Me incorporé agitado, incrédulo ante una situación que no esperaba, y cuando
la busqué por la casa, pensando que quizás estaba en la cocina o la ducha, al
llamarla, me di cuenta de que ni siquiera sabía su nombre. Tan obsesionado había
estado por su presencia real que, por increíble que parezca, no le había
preguntado cómo se llamaba. Para mí, desde que la vi, ella era simplemente
ella, como si ninguna otra fuera portadora de ese pronombre: la feminidad por
antonomasia, el ser que no precisa definiciones porque con sola su existencia
se nombra.
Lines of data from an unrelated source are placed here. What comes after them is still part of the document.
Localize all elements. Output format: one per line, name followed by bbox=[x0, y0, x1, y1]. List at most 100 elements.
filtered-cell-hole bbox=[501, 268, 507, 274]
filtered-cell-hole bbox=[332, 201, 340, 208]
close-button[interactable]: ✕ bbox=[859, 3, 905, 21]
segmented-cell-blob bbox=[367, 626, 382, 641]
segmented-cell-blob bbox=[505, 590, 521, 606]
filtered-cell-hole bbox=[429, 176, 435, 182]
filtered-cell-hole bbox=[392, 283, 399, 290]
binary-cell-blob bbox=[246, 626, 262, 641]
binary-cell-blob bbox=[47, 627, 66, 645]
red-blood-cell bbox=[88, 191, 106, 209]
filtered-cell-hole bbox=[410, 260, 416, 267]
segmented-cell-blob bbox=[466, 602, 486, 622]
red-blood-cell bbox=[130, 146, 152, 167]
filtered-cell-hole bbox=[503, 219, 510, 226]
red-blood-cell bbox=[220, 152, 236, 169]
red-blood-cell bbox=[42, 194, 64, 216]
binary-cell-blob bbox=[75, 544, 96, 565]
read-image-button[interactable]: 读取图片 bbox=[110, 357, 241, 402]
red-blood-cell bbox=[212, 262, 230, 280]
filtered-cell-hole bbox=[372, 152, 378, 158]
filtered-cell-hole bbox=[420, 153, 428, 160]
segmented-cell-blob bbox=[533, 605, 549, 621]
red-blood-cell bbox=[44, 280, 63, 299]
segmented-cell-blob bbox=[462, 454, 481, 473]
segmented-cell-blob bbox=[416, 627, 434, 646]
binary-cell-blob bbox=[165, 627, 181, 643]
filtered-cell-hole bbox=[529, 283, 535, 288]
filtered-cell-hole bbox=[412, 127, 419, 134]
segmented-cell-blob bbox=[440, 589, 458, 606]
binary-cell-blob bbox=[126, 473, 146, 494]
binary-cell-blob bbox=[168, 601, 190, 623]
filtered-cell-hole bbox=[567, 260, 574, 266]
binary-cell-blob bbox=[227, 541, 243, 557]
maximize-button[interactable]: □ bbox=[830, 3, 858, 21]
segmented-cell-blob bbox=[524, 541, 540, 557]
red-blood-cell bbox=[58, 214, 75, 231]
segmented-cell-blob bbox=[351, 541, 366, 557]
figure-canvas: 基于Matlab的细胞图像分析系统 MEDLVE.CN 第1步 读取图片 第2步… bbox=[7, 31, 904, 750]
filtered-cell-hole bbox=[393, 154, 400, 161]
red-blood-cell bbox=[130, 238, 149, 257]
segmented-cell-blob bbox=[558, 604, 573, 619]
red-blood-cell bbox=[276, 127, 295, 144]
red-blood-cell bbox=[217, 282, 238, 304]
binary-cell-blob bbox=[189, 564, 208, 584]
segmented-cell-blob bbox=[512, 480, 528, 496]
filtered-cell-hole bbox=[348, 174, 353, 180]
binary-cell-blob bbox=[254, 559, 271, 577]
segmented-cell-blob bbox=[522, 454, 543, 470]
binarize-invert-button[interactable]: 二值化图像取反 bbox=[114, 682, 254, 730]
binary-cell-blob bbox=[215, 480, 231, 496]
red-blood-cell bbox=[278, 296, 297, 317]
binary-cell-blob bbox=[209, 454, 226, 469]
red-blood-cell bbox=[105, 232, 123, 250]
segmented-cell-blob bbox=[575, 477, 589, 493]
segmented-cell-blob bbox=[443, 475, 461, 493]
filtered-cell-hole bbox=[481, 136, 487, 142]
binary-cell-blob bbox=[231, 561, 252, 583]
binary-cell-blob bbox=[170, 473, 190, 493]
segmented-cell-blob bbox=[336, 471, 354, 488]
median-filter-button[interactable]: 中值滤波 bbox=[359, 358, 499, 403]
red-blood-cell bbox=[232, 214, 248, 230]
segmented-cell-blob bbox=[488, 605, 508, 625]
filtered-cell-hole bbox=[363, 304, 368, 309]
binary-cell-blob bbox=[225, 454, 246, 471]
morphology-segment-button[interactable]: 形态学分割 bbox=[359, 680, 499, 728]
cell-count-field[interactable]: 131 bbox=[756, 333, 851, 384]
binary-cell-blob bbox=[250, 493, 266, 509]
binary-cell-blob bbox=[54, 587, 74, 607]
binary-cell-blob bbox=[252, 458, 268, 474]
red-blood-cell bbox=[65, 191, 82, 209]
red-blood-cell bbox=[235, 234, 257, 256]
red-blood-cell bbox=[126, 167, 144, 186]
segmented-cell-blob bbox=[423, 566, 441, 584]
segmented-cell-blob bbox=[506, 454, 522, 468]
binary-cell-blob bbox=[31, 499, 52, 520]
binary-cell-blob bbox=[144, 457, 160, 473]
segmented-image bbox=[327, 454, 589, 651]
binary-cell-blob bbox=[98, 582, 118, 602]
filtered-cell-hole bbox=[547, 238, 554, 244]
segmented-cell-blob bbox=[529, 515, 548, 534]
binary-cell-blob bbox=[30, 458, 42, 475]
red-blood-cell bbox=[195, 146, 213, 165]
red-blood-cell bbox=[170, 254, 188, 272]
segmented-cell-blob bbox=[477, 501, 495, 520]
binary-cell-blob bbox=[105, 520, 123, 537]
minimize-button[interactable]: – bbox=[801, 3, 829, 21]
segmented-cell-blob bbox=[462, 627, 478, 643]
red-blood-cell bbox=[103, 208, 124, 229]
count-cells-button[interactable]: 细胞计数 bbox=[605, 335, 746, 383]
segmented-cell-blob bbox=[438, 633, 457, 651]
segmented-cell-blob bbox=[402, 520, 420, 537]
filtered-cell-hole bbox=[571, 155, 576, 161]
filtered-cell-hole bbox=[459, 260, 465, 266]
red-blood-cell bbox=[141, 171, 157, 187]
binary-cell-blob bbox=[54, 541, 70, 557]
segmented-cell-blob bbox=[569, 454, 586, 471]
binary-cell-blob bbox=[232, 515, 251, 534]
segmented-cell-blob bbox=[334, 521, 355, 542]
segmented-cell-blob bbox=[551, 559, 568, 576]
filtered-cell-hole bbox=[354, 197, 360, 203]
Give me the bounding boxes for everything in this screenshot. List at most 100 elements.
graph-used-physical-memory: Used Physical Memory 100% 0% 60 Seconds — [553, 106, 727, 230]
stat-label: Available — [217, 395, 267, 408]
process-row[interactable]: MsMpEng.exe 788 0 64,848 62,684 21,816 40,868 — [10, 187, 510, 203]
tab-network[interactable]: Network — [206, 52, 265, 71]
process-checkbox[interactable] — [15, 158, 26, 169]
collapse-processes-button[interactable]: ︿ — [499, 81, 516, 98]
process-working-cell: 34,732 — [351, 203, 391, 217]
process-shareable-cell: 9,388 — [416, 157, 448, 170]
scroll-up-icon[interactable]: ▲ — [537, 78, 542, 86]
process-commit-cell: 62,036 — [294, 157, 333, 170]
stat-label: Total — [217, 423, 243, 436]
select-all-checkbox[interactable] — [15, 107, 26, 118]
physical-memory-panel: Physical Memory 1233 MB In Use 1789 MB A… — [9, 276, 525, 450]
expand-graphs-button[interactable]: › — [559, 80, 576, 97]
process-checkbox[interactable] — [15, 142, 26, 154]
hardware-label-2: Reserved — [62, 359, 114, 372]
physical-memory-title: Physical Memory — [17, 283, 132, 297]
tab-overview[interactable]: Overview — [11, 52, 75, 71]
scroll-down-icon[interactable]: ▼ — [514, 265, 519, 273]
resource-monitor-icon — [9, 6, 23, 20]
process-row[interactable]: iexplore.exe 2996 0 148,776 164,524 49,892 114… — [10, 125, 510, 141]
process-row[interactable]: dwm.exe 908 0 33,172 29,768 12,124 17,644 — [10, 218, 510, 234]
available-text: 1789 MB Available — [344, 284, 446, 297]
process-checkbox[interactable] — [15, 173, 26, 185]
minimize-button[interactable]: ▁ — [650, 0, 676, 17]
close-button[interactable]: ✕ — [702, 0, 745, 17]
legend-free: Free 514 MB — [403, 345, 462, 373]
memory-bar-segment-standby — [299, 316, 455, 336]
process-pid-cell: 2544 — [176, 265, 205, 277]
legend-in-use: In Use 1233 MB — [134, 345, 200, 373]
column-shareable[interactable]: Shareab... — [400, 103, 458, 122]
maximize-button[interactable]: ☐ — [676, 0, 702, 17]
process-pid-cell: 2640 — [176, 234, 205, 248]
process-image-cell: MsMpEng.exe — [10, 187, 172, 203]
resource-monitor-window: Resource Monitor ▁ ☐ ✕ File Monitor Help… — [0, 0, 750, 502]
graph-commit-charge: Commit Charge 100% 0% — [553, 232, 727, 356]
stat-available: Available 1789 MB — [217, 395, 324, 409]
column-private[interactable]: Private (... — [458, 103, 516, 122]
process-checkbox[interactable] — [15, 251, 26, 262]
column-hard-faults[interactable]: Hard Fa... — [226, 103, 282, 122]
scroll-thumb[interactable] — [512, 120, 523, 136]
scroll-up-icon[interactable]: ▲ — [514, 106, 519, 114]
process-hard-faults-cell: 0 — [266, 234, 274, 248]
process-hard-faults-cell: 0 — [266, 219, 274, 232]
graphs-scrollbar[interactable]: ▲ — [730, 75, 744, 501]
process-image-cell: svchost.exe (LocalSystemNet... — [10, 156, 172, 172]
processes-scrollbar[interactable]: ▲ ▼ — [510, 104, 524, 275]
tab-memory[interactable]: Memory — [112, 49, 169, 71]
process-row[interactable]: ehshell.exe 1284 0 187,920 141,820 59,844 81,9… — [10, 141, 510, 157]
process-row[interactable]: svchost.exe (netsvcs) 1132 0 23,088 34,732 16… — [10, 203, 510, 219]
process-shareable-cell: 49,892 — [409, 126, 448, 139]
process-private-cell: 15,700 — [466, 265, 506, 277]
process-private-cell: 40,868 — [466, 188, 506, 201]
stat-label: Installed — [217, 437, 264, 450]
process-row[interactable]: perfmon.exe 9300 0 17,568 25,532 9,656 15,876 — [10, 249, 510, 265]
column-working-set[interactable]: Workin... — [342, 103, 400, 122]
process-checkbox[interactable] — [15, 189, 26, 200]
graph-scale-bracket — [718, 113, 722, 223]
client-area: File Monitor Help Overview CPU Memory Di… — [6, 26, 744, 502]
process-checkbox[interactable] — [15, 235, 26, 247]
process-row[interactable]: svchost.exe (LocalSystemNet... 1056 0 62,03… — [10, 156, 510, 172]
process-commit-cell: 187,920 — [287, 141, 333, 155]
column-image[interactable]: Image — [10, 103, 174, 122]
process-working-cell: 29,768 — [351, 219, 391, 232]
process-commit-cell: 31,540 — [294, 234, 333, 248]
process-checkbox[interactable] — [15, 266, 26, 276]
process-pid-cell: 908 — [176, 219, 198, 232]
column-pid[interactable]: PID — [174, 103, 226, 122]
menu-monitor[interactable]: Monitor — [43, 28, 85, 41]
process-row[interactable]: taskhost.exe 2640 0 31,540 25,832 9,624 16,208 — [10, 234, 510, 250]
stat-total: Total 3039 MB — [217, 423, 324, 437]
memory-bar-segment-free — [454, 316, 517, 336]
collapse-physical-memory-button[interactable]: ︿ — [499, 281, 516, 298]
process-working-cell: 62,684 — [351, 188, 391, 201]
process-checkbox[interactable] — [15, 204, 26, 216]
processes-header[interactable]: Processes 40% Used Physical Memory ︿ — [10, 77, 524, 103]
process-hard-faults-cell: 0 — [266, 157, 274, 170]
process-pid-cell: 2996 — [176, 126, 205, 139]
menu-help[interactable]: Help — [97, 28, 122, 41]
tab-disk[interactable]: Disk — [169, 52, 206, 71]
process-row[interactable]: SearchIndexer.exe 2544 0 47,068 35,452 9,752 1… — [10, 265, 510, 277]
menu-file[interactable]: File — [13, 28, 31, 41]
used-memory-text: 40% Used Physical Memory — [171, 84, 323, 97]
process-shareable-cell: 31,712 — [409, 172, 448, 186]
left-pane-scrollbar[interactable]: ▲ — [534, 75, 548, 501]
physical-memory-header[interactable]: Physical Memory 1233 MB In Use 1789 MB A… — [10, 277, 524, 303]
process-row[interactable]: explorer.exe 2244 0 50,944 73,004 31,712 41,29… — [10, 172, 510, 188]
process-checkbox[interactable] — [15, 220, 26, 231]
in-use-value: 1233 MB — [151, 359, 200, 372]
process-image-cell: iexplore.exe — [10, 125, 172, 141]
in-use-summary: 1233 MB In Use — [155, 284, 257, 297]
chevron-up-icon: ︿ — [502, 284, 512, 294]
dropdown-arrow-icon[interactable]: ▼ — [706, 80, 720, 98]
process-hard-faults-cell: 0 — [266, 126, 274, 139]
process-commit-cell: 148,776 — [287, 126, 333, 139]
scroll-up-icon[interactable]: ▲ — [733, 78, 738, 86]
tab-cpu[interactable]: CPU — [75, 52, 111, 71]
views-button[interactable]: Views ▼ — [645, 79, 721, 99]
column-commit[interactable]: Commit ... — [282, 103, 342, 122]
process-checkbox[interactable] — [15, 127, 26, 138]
A pesar de todo, la busqué con detalle y cierta desesperación en
cada rincón de la casa, pensando que quizás quería jugar conmigo, pero no había
ni rastro de su presencia.
Cuando bajé a la
calle a la calle me dirigí de nuevo al Penmarric, tratando de recordar lo
acaecido la noche anterior, y buscando algún indicio de su presencia, algo que
ni siquiera tuve que hacer, pues, al verme, el dueño del local me extendió un
sobre que ella le había entregado poco después de abrir. En su interior, una
pluma blanca y otra roja suavísimas me hicieron temer la peor y más terrible de
mis suposiciones.
(*)Penmarrick,de
hecho no tiene nada que ver con los submarinos, y sí con una novela de tal
título, de la autora, inglesa de best
sellers de tipo familiar, Susan Howatch.